Arbitrage Funds are types of mutual funds that exploit the difference of prices in the cash market and futures market by buying and selling securities on different exchanges simultaneously. The difference is very marginal, so arbitrage funds must execute a large number of trades each year to make substantial profits.
Cash market is where one can buy a share at its given rate at that particular time where as futures market is derivative and denotes the anticipated price of the stock at some point in the future. Investors analyse the trends of a stock and predict whether a stock will rise in future. They buy several shares in present from the cash market and at the same time sell the same amount of shares in the futures market when they believe the stock price must be high.

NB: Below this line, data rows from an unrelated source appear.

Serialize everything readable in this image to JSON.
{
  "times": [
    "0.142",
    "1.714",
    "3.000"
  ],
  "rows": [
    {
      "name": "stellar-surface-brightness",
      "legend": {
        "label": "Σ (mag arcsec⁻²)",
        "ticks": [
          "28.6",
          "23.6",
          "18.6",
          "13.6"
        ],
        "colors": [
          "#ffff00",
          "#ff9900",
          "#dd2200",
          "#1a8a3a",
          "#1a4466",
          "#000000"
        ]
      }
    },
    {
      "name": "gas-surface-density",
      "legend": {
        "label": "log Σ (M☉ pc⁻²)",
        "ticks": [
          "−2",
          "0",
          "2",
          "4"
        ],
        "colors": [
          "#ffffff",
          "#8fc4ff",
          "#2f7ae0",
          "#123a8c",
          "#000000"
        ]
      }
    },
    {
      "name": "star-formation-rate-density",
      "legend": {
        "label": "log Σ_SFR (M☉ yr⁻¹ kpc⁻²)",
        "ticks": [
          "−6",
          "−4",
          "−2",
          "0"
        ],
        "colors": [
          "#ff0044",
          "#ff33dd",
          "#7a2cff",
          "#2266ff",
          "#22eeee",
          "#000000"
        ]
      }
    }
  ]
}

Benefits of Arbitrage Mutual Funds
- Low Risk-
These types of mutual funds are relatively low risk as the securities are bought and sold simultaneously thus eliminating the risks involved with long-term investments. Moreover, part of the capital is invested in debt securities which are highly stable. Thus, if there is a shortage of arbitrage trades that are profitable, the capital is invested heavily in debt securities and attracts investors with low-risk tolerance.
- Flourish in Volatile Market-
These mutual funds are probably the only ones that flourish in a highly volatile market and exploits the uncertainty factor. The gap between the cash and futures markets gets highly exaggerated and investors can earn greater marginal profits.
- Hybrid Fund-
Arbitrage Funds invest in both equity and debt. Since the investment is minimum 65% equity based, the taxation is done at the capital gains rate which is much lower than the ordinary income tax rate. Thus, the net gains are more.

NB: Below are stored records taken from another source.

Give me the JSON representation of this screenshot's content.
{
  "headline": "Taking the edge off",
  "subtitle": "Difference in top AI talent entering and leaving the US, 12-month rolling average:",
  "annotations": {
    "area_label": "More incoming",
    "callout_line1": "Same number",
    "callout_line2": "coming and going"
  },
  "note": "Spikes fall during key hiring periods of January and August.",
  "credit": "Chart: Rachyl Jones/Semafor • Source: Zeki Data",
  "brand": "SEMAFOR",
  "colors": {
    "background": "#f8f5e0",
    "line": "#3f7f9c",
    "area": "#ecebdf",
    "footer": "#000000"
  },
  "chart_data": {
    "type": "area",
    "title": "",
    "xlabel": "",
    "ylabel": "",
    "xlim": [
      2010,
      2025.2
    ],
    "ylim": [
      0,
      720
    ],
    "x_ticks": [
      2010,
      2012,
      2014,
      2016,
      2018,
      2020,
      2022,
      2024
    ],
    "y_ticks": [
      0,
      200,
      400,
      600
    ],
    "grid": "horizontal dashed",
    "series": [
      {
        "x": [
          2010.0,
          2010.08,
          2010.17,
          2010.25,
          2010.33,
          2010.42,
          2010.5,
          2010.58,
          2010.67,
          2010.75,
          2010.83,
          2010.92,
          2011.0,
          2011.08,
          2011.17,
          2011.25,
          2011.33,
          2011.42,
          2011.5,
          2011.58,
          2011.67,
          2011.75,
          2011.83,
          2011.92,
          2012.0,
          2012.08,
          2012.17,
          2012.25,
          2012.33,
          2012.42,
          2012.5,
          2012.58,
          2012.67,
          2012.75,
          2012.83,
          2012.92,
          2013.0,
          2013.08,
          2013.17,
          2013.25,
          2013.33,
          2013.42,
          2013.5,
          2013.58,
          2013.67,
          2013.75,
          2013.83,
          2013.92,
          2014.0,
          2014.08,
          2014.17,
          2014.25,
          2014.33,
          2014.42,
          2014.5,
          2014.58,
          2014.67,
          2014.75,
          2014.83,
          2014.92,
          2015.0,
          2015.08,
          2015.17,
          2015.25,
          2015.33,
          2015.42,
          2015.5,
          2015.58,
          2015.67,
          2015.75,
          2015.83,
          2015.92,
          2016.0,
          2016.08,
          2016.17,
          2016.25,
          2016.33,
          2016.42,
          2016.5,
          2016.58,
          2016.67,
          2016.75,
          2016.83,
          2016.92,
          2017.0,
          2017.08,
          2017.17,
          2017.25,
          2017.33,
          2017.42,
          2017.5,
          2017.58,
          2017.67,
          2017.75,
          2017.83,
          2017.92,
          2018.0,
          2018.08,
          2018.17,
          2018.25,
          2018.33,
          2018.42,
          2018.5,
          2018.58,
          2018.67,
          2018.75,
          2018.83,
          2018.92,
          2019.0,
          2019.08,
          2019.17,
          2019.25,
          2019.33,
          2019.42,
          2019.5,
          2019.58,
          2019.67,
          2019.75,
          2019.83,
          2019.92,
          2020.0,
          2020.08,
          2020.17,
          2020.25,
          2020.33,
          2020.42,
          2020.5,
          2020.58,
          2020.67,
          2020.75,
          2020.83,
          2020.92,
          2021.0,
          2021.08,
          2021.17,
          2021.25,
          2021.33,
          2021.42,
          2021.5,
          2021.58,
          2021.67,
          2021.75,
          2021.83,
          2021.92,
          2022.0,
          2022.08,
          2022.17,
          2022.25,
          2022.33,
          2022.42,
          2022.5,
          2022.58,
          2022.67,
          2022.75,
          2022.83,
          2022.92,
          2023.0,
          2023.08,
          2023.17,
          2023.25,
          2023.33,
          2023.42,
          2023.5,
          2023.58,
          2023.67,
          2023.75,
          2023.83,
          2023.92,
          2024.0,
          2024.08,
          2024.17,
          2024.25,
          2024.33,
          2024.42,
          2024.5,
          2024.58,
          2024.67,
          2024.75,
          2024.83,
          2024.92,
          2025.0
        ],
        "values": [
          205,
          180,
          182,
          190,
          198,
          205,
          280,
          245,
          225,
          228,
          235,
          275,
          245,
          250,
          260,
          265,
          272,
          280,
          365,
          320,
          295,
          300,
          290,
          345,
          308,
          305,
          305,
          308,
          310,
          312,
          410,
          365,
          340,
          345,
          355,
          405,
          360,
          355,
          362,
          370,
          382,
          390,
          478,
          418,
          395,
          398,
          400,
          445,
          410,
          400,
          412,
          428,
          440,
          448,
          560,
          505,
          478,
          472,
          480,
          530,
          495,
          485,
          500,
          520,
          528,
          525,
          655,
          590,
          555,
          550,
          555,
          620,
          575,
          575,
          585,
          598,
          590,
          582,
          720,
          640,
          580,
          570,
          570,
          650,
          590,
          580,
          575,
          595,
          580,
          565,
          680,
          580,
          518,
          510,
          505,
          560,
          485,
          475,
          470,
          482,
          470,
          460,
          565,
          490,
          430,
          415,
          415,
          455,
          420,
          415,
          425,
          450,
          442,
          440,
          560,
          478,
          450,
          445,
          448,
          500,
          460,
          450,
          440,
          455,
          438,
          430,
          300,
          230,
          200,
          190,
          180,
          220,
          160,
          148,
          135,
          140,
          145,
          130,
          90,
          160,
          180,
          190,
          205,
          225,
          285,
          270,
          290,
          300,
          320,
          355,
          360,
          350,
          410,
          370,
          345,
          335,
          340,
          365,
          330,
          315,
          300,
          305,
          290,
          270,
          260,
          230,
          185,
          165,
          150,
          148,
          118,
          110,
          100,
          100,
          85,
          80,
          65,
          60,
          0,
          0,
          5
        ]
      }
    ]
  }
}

Drawbacks of Arbitrage Mutual Funds
Due to less profitability during stable market conditions, the arbitrage funds are unreliable as they do not tend to return well. Other investments outweigh arbitrage funds in many ways.
- High Expense Ratio-
Since a large number of trades are to be performed for substantial gains, the investment is very high while the profits are comparatively marginal thus a high expense ratio. This high expense ratio points to the fact that arbitrage funds are not the types of funds that one can rely on solely, they need other investments too to uphold this one.

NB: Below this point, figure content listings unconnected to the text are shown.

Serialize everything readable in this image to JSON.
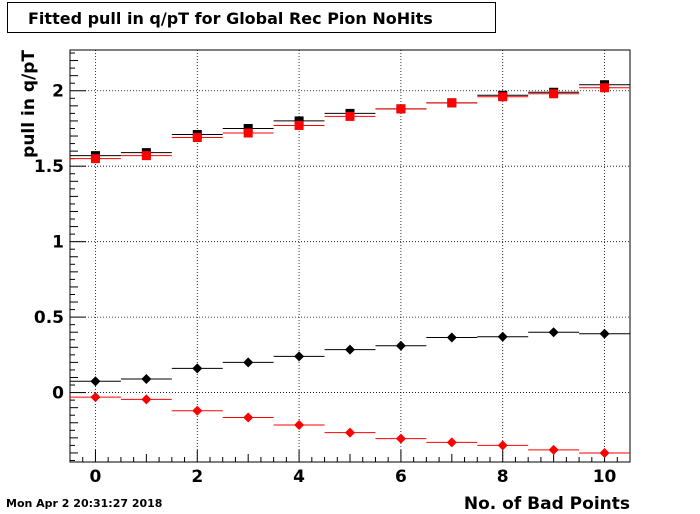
{
  "chart_data": {
    "type": "scatter",
    "title": "Fitted pull in q/pT for Global Rec Pion NoHits",
    "xlabel": "No. of Bad Points",
    "ylabel": "pull in q/pT",
    "xlim": [
      -0.5,
      10.5
    ],
    "ylim": [
      -0.46,
      2.27
    ],
    "grid": true,
    "x": [
      0,
      1,
      2,
      3,
      4,
      5,
      6,
      7,
      8,
      9,
      10
    ],
    "xticks": [
      0,
      2,
      4,
      6,
      8,
      10
    ],
    "xtick_labels": [
      "0",
      "2",
      "4",
      "6",
      "8",
      "10"
    ],
    "yticks": [
      0,
      0.5,
      1,
      1.5,
      2
    ],
    "ytick_labels": [
      "0",
      "0.5",
      "1",
      "1.5",
      "2"
    ],
    "series": [
      {
        "marker": "square",
        "color": "#000000",
        "values": [
          1.57,
          1.59,
          1.71,
          1.75,
          1.8,
          1.85,
          1.88,
          1.92,
          1.97,
          1.99,
          2.04
        ]
      },
      {
        "marker": "square",
        "color": "#ff0000",
        "values": [
          1.55,
          1.57,
          1.69,
          1.72,
          1.77,
          1.83,
          1.88,
          1.92,
          1.96,
          1.98,
          2.02
        ]
      },
      {
        "marker": "diamond",
        "color": "#000000",
        "values": [
          0.075,
          0.09,
          0.16,
          0.2,
          0.24,
          0.285,
          0.31,
          0.365,
          0.37,
          0.4,
          0.39
        ]
      },
      {
        "marker": "diamond",
        "color": "#ff0000",
        "values": [
          -0.03,
          -0.045,
          -0.12,
          -0.165,
          -0.215,
          -0.265,
          -0.305,
          -0.33,
          -0.35,
          -0.38,
          -0.4
        ]
      }
    ]
  },
  "footer": {
    "timestamp": "Mon Apr  2 20:31:27 2018"
  }
}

Despite being quite low-risk as compared to other investment options, the returns on arbitrage funds is very unpredictable and thus, investing in them should be done very thoughtfully.
On evaluating the benefits and drawbacks of arbitrage mutual funds, it is clear that though they are an easy low-risk investment option, one must not solely rely on them for profits. This should definitely not be the only option one invests in.